Float32 allows to fit into memory much bigger matrices, and float32 precision is enough for many use-cases.

tygert commented 6 years ago

Might you want to standardize on the randomized PCA in scikit-learn, documented at http://scikit-learn.org/stable/modules/generated/sklearn.decomposition.PCA.html with svd_solver='randomized'? The modifications proposed in your pull request lead to funny behavior when the entries of the input matrices (A) are integers, with dtype='int64', for example.

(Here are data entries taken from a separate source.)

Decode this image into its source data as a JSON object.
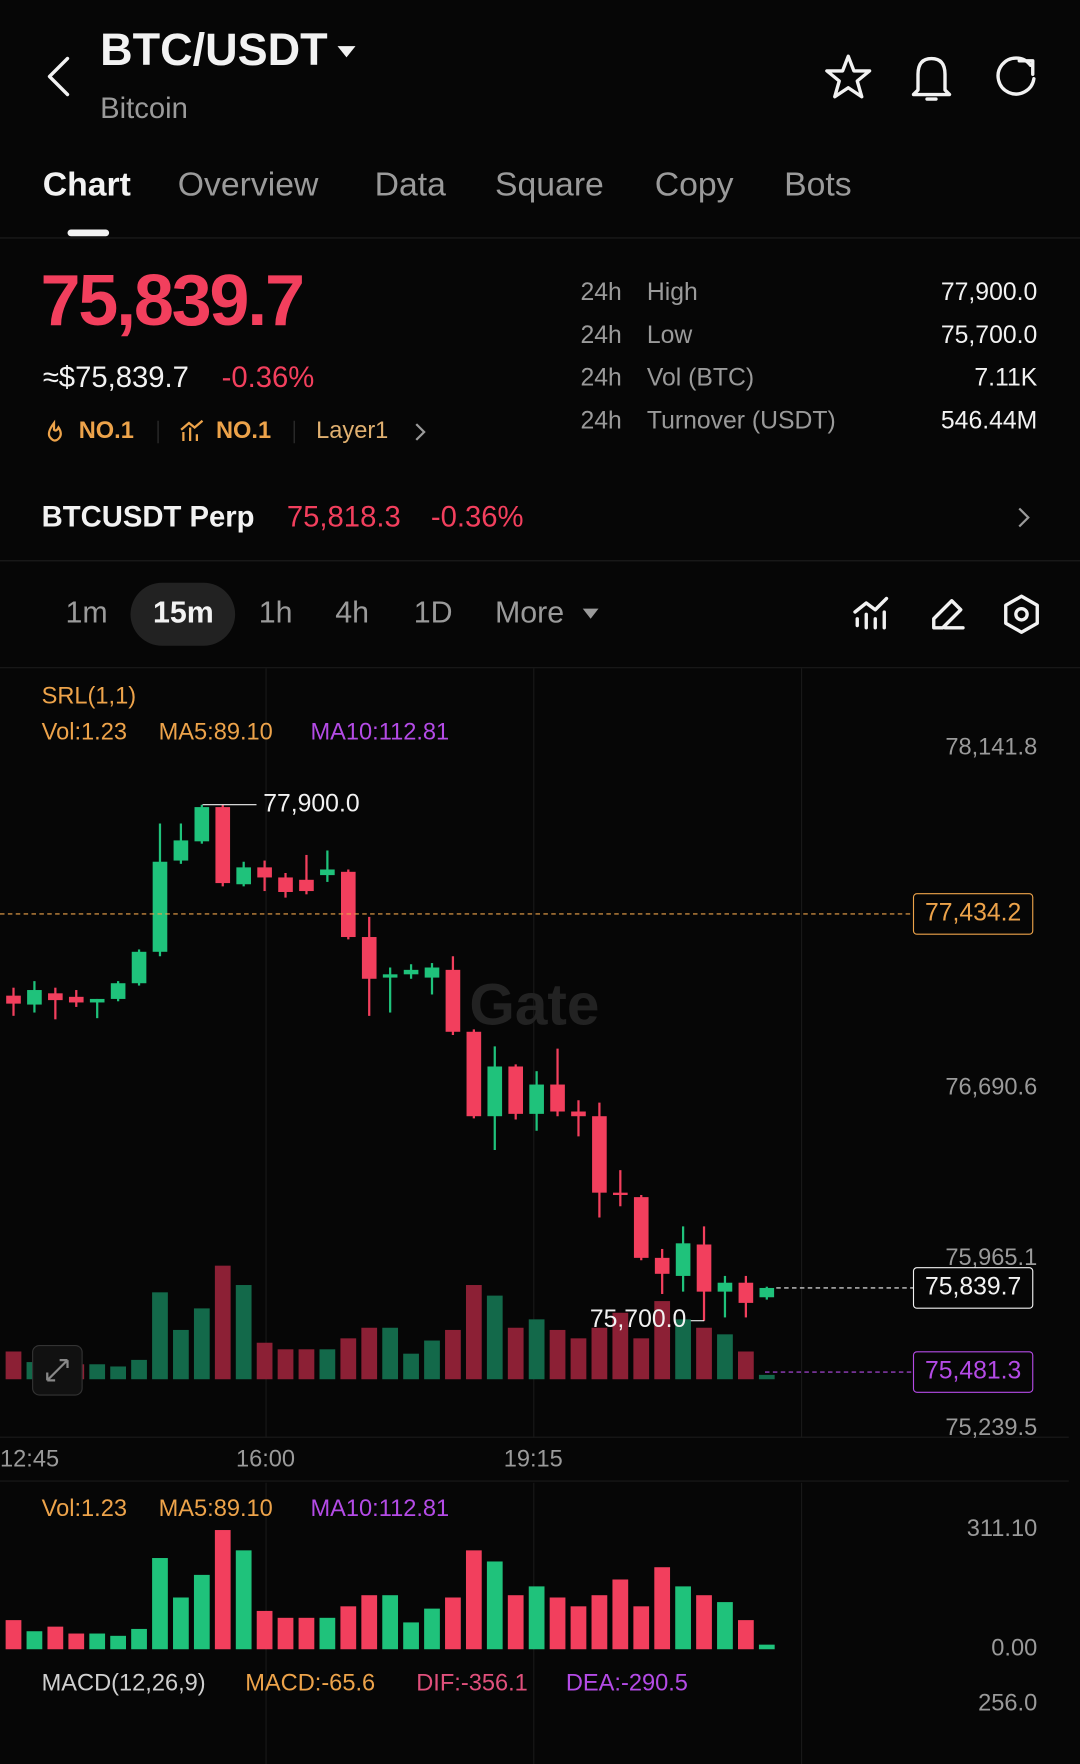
{
  "header": {
    "pair": "BTC/USDT",
    "name": "Bitcoin"
  },
  "tabs": [
    "Chart",
    "Overview",
    "Data",
    "Square",
    "Copy",
    "Bots"
  ],
  "price": {
    "last": "75,839.7",
    "usd": "≈$75,839.7",
    "change": "-0.36%",
    "tags": [
      "NO.1",
      "NO.1",
      "Layer1"
    ]
  },
  "stats": [
    {
      "period": "24h",
      "name": "High",
      "value": "77,900.0"
    },
    {
      "period": "24h",
      "name": "Low",
      "value": "75,700.0"
    },
    {
      "period": "24h",
      "name": "Vol (BTC)",
      "value": "7.11K"
    },
    {
      "period": "24h",
      "name": "Turnover (USDT)",
      "value": "546.44M"
    }
  ],
  "perp": {
    "name": "BTCUSDT Perp",
    "price": "75,818.3",
    "change": "-0.36%"
  },
  "intervals": [
    "1m",
    "15m",
    "1h",
    "4h",
    "1D",
    "More"
  ],
  "watermark": "Gate",
  "chart_data": {
    "type": "candlestick",
    "indicator": "SRL(1,1)",
    "ma_labels": [
      "Vol:1.23",
      "MA5:89.10",
      "MA10:112.81"
    ],
    "x_labels": [
      "12:45",
      "16:00",
      "19:15"
    ],
    "open": [
      77086,
      77048,
      77096,
      77081,
      77057,
      77072,
      77139,
      77273,
      77662,
      77744,
      77890,
      77561,
      77633,
      77590,
      77580,
      77600,
      77614,
      77336,
      77163,
      77177,
      77163,
      77196,
      76932,
      76572,
      76784,
      76582,
      76707,
      76592,
      76572,
      76246,
      76227,
      75968,
      75891,
      76025,
      75824,
      75862,
      75800
    ],
    "high": [
      77120,
      77148,
      77120,
      77110,
      77072,
      77148,
      77283,
      77820,
      77820,
      77900,
      77900,
      77657,
      77662,
      77609,
      77686,
      77705,
      77624,
      77422,
      77206,
      77220,
      77225,
      77254,
      76942,
      76870,
      76793,
      76764,
      76860,
      76640,
      76630,
      76342,
      76236,
      76006,
      76102,
      76102,
      75891,
      75891,
      75845
    ],
    "low": [
      77000,
      77014,
      76985,
      77038,
      76990,
      77062,
      77129,
      77254,
      77648,
      77734,
      77552,
      77552,
      77532,
      77504,
      77518,
      77571,
      77326,
      77000,
      77014,
      77158,
      77091,
      76918,
      76563,
      76428,
      76558,
      76510,
      76572,
      76486,
      76140,
      76188,
      75958,
      75814,
      75824,
      75700,
      75714,
      75714,
      75790
    ],
    "close": [
      77052,
      77110,
      77067,
      77057,
      77072,
      77139,
      77273,
      77657,
      77748,
      77890,
      77566,
      77633,
      77590,
      77528,
      77532,
      77624,
      77336,
      77158,
      77177,
      77196,
      77206,
      76932,
      76572,
      76784,
      76582,
      76707,
      76592,
      76572,
      76246,
      76236,
      75968,
      75900,
      76030,
      75824,
      75862,
      75776,
      75839.7
    ],
    "ylim": [
      75201,
      78482
    ],
    "yticks": [
      {
        "value": 78141.8,
        "label": "78,141.8"
      },
      {
        "value": 76690.6,
        "label": "76,690.6"
      },
      {
        "value": 75965.1,
        "label": "75,965.1"
      },
      {
        "value": 75239.5,
        "label": "75,239.5"
      }
    ],
    "price_lines": [
      {
        "value": 77434.2,
        "label": "77,434.2",
        "color": "#eda34a"
      },
      {
        "value": 75839.7,
        "label": "75,839.7",
        "color": "#f2f2f2"
      },
      {
        "value": 75481.3,
        "label": "75,481.3",
        "color": "#b44be6"
      }
    ],
    "high_mark": {
      "value": 77900,
      "label": "77,900.0"
    },
    "low_mark": {
      "value": 75700,
      "label": "75,700.0"
    },
    "up_color": "#1fc27b",
    "down_color": "#f23f5d",
    "volume": {
      "values": [
        76,
        47,
        59,
        41,
        41,
        35,
        53,
        238,
        135,
        194,
        311,
        258,
        100,
        82,
        82,
        82,
        112,
        141,
        141,
        70,
        106,
        135,
        258,
        229,
        141,
        164,
        135,
        112,
        141,
        182,
        112,
        214,
        164,
        141,
        123,
        76,
        12
      ],
      "ylim": [
        0,
        311.1
      ],
      "yticks": [
        {
          "value": 311.1,
          "label": "311.10"
        },
        {
          "value": 0,
          "label": "0.00"
        }
      ]
    },
    "macd": {
      "labels": [
        "MACD(12,26,9)",
        "MACD:-65.6",
        "DIF:-356.1",
        "DEA:-290.5"
      ],
      "ytick": "256.0"
    }
  }
}
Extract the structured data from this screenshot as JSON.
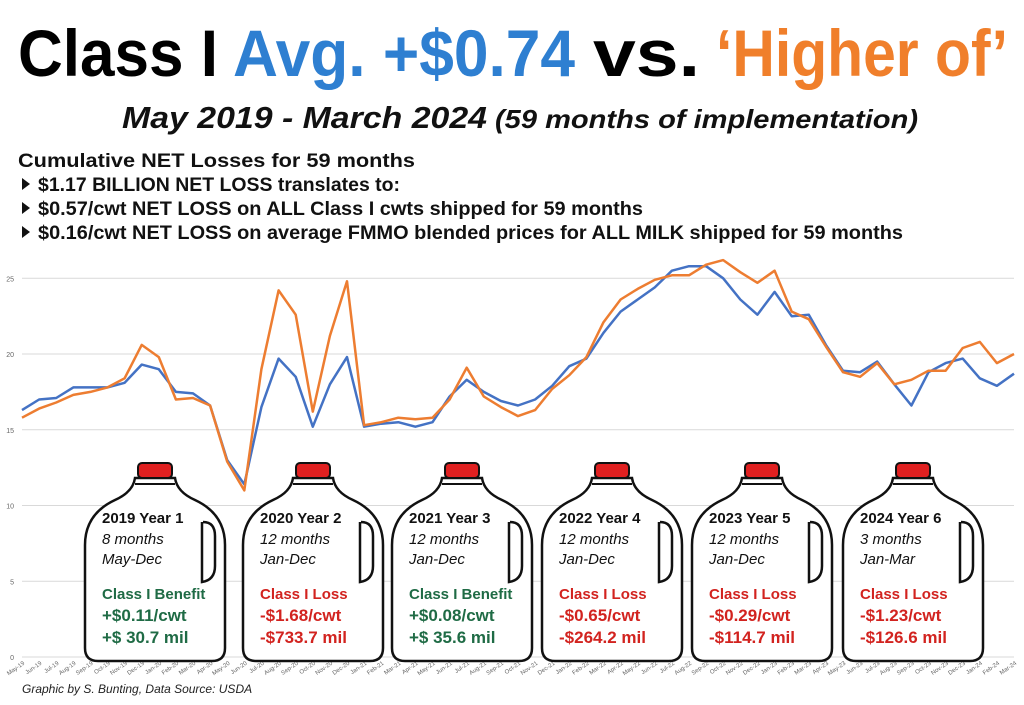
{
  "header": {
    "title": [
      {
        "text": "Class I",
        "color": "#000000"
      },
      {
        "text": "Avg. +$0.74",
        "color": "#2e7fd1"
      },
      {
        "text": "vs.",
        "color": "#000000"
      },
      {
        "text": "‘Higher of’",
        "color": "#f07f2b"
      }
    ],
    "subtitle": [
      "May 2019 - March 2024",
      "(59 months of implementation)"
    ]
  },
  "notes": {
    "heading": "Cumulative NET Losses for 59 months",
    "bullets": [
      "$1.17 BILLION NET LOSS translates to:",
      "$0.57/cwt NET LOSS on ALL Class I cwts shipped for 59 months",
      "$0.16/cwt NET LOSS on average FMMO blended prices for ALL MILK shipped for 59 months"
    ]
  },
  "chart_data": {
    "type": "line",
    "categories": [
      "May-19",
      "Jun-19",
      "Jul-19",
      "Aug-19",
      "Sep-19",
      "Oct-19",
      "Nov-19",
      "Dec-19",
      "Jan-20",
      "Feb-20",
      "Mar-20",
      "Apr-20",
      "May-20",
      "Jun-20",
      "Jul-20",
      "Aug-20",
      "Sep-20",
      "Oct-20",
      "Nov-20",
      "Dec-20",
      "Jan-21",
      "Feb-21",
      "Mar-21",
      "Apr-21",
      "May-21",
      "Jun-21",
      "Jul-21",
      "Aug-21",
      "Sep-21",
      "Oct-21",
      "Nov-21",
      "Dec-21",
      "Jan-22",
      "Feb-22",
      "Mar-22",
      "Apr-22",
      "May-22",
      "Jun-22",
      "Jul-22",
      "Aug-22",
      "Sep-22",
      "Oct-22",
      "Nov-22",
      "Dec-22",
      "Jan-23",
      "Feb-23",
      "Mar-23",
      "Apr-23",
      "May-23",
      "Jun-23",
      "Jul-23",
      "Aug-23",
      "Sep-23",
      "Oct-23",
      "Nov-23",
      "Dec-23",
      "Jan-24",
      "Feb-24",
      "Mar-24"
    ],
    "series": [
      {
        "color": "#4472c4",
        "values": [
          16.3,
          17.0,
          17.1,
          17.8,
          17.8,
          17.8,
          18.1,
          19.3,
          19.0,
          17.5,
          17.4,
          16.6,
          13.0,
          11.4,
          16.5,
          19.7,
          18.5,
          15.2,
          18.0,
          19.8,
          15.2,
          15.4,
          15.5,
          15.2,
          15.5,
          17.2,
          18.3,
          17.5,
          16.9,
          16.6,
          17.0,
          17.9,
          19.2,
          19.7,
          21.4,
          22.8,
          23.6,
          24.4,
          25.5,
          25.8,
          25.8,
          25.0,
          23.6,
          22.6,
          24.1,
          22.5,
          22.6,
          20.6,
          18.9,
          18.8,
          19.5,
          18.0,
          16.6,
          18.8,
          19.4,
          19.7,
          18.4,
          17.9,
          18.7
        ]
      },
      {
        "color": "#ed7d31",
        "values": [
          15.8,
          16.4,
          16.8,
          17.3,
          17.5,
          17.8,
          18.4,
          20.6,
          19.8,
          17.0,
          17.1,
          16.6,
          12.9,
          11.0,
          19.0,
          24.2,
          22.6,
          16.2,
          21.2,
          24.8,
          15.3,
          15.5,
          15.8,
          15.7,
          15.8,
          17.0,
          19.1,
          17.2,
          16.5,
          15.9,
          16.3,
          17.7,
          18.6,
          19.8,
          22.1,
          23.6,
          24.3,
          24.9,
          25.2,
          25.2,
          25.9,
          26.2,
          25.4,
          24.7,
          25.5,
          22.8,
          22.3,
          20.5,
          18.8,
          18.5,
          19.4,
          18.0,
          18.3,
          18.9,
          18.9,
          20.4,
          20.8,
          19.4,
          20.0
        ]
      }
    ],
    "ylim": [
      0,
      27
    ],
    "yticks": [
      0,
      5,
      10,
      15,
      20,
      25
    ],
    "grid": true
  },
  "jugs": [
    {
      "title": "2019 Year 1",
      "months": "8 months",
      "period": "May-Dec",
      "result": "Class I Benefit",
      "per_cwt": "+$0.11/cwt",
      "total": "+$ 30.7 mil",
      "color": "#1f6b45"
    },
    {
      "title": "2020 Year 2",
      "months": "12 months",
      "period": "Jan-Dec",
      "result": "Class I Loss",
      "per_cwt": "-$1.68/cwt",
      "total": "-$733.7 mil",
      "color": "#d2231f"
    },
    {
      "title": "2021 Year 3",
      "months": "12 months",
      "period": "Jan-Dec",
      "result": "Class I Benefit",
      "per_cwt": "+$0.08/cwt",
      "total": "+$ 35.6 mil",
      "color": "#1f6b45"
    },
    {
      "title": "2022 Year 4",
      "months": "12 months",
      "period": "Jan-Dec",
      "result": "Class I Loss",
      "per_cwt": "-$0.65/cwt",
      "total": "-$264.2 mil",
      "color": "#d2231f"
    },
    {
      "title": "2023 Year 5",
      "months": "12 months",
      "period": "Jan-Dec",
      "result": "Class I Loss",
      "per_cwt": "-$0.29/cwt",
      "total": "-$114.7 mil",
      "color": "#d2231f"
    },
    {
      "title": "2024 Year 6",
      "months": "3 months",
      "period": "Jan-Mar",
      "result": "Class I Loss",
      "per_cwt": "-$1.23/cwt",
      "total": "-$126.6 mil",
      "color": "#d2231f"
    }
  ],
  "footer": "Graphic by S. Bunting, Data Source: USDA"
}
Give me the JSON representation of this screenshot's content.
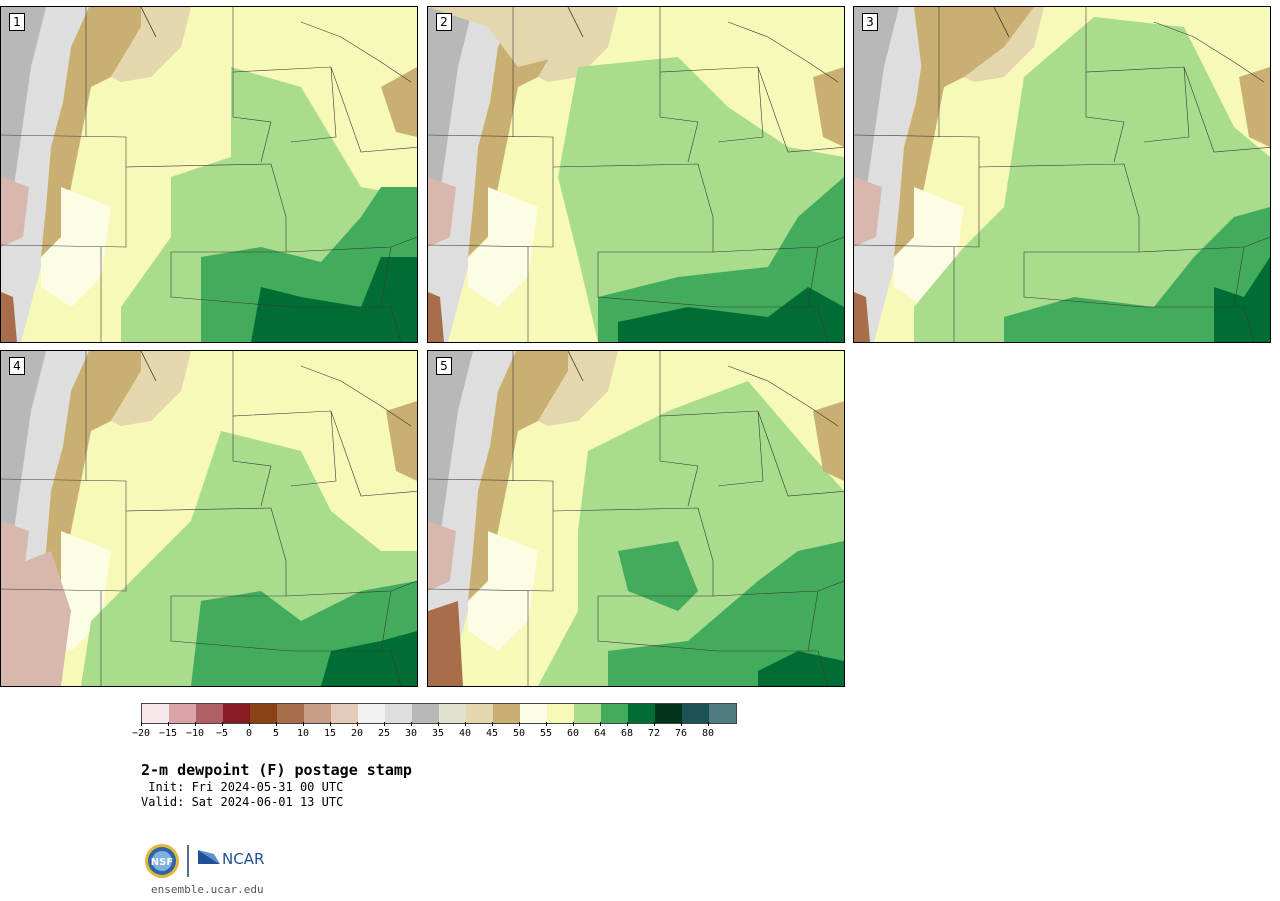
{
  "panels": [
    {
      "label": "1",
      "variant": 1
    },
    {
      "label": "2",
      "variant": 2
    },
    {
      "label": "3",
      "variant": 3
    },
    {
      "label": "4",
      "variant": 4
    },
    {
      "label": "5",
      "variant": 5
    }
  ],
  "colorbar": {
    "colors": [
      "#f6e8ea",
      "#d9a3a8",
      "#b05f66",
      "#861b24",
      "#8a4214",
      "#a86e4a",
      "#c89f86",
      "#e4cab8",
      "#f2f2f2",
      "#dedede",
      "#b8b8b8",
      "#e2e0cf",
      "#e4d7ae",
      "#c9b072",
      "#fdfde6",
      "#f7f9b8",
      "#a9dc8c",
      "#42ac5c",
      "#006d35",
      "#00331c",
      "#1c5358",
      "#507b80"
    ],
    "tick_labels": [
      "−20",
      "−15",
      "−10",
      "−5",
      "0",
      "5",
      "10",
      "15",
      "20",
      "25",
      "30",
      "35",
      "40",
      "45",
      "50",
      "55",
      "60",
      "64",
      "68",
      "72",
      "76",
      "80"
    ]
  },
  "title": "2-m dewpoint (F) postage stamp",
  "init_line": " Init: Fri 2024-05-31 00 UTC",
  "valid_line": "Valid: Sat 2024-06-01 13 UTC",
  "logos": {
    "nsf_text": "NSF",
    "ncar_text": "NCAR"
  },
  "url": "ensemble.ucar.edu"
}
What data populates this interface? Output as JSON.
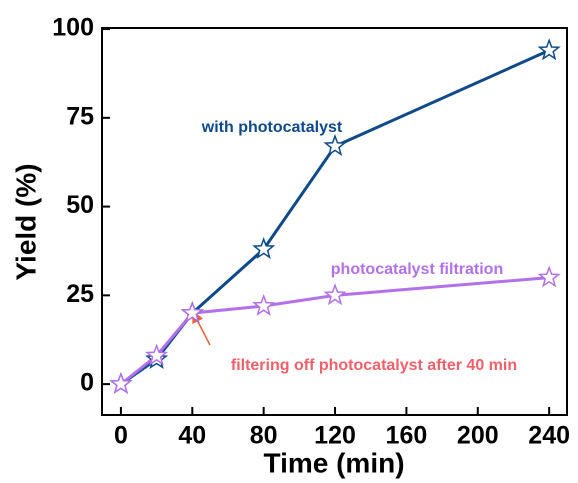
{
  "chart_data": {
    "type": "line",
    "xlabel": "Time (min)",
    "ylabel": "Yield (%)",
    "series": [
      {
        "name": "with photocatalyst",
        "color": "#0e4a8a",
        "x": [
          0,
          20,
          40,
          80,
          120,
          240
        ],
        "values": [
          0,
          7,
          20,
          38,
          67,
          94
        ]
      },
      {
        "name": "photocatalyst filtration",
        "color": "#b271ea",
        "x": [
          0,
          20,
          40,
          80,
          120,
          240
        ],
        "values": [
          0,
          8,
          20,
          22,
          25,
          30
        ]
      }
    ],
    "annotations": [
      "filtering off photocatalyst after 40 min"
    ],
    "annotation_color": "#f0606a",
    "xlim": [
      -10.6,
      250
    ],
    "xticks": [
      0,
      40,
      80,
      120,
      160,
      200,
      240
    ],
    "ylim": [
      -8.7,
      100.3
    ],
    "yticks": [
      0,
      25,
      50,
      75,
      100
    ],
    "grid": false
  }
}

The implementation in scikit-learn should match the performance of fbpca in most cases, as detailed at https://github.com/scikit-learn/scikit-learn/pull/5141

vortexdev commented 6 years ago

Hi Mark,

We don't have issues with performance, we are just trying to reduce memory usage (to use cheaper instances).

Yes, we tried sklearn PCA before fbpca, but looks like it also has issues with memory consumption on transformation step (even with copy=False and fit_transform). Sklearn (scikit-learn==0.19.1) implementation uses ~2*size(dataset) memory, while fbpca uses ~size(dataset). Perhaps this is a known issue or the expected behaviour? (maybe you can advise something)

But, you are right about the use-case with int64, I have to fix that... Thanks.

Thank you.

tygert commented 6 years ago

You make a very interesting point! The memory usage could be a legitimate issue to raise with the scikit-learn team? I worry a bit about a proliferation of implementations, and was hoping that sklearn could be the standard (but perhaps that is a forlorn hope?).

vortexdev commented 6 years ago

We have tight deadlines for our project, so we decided to use fbpca with our fix...

But I think it makes sense to raise an issue for scikit-learn project. I will perform more tests and will back to this topic to create a github issue for scikit-learn team.

vortexdev commented 6 years ago

Hi Mark,

I've updated PR. What do you think about this solution?

FYI: I've created the issue for scikit-learn project: https://github.com/scikit-learn/scikit-learn/issues/11102.

tygert commented 6 years ago

Thanks for your improvements! We incorporated the gist of your propositions in the new version.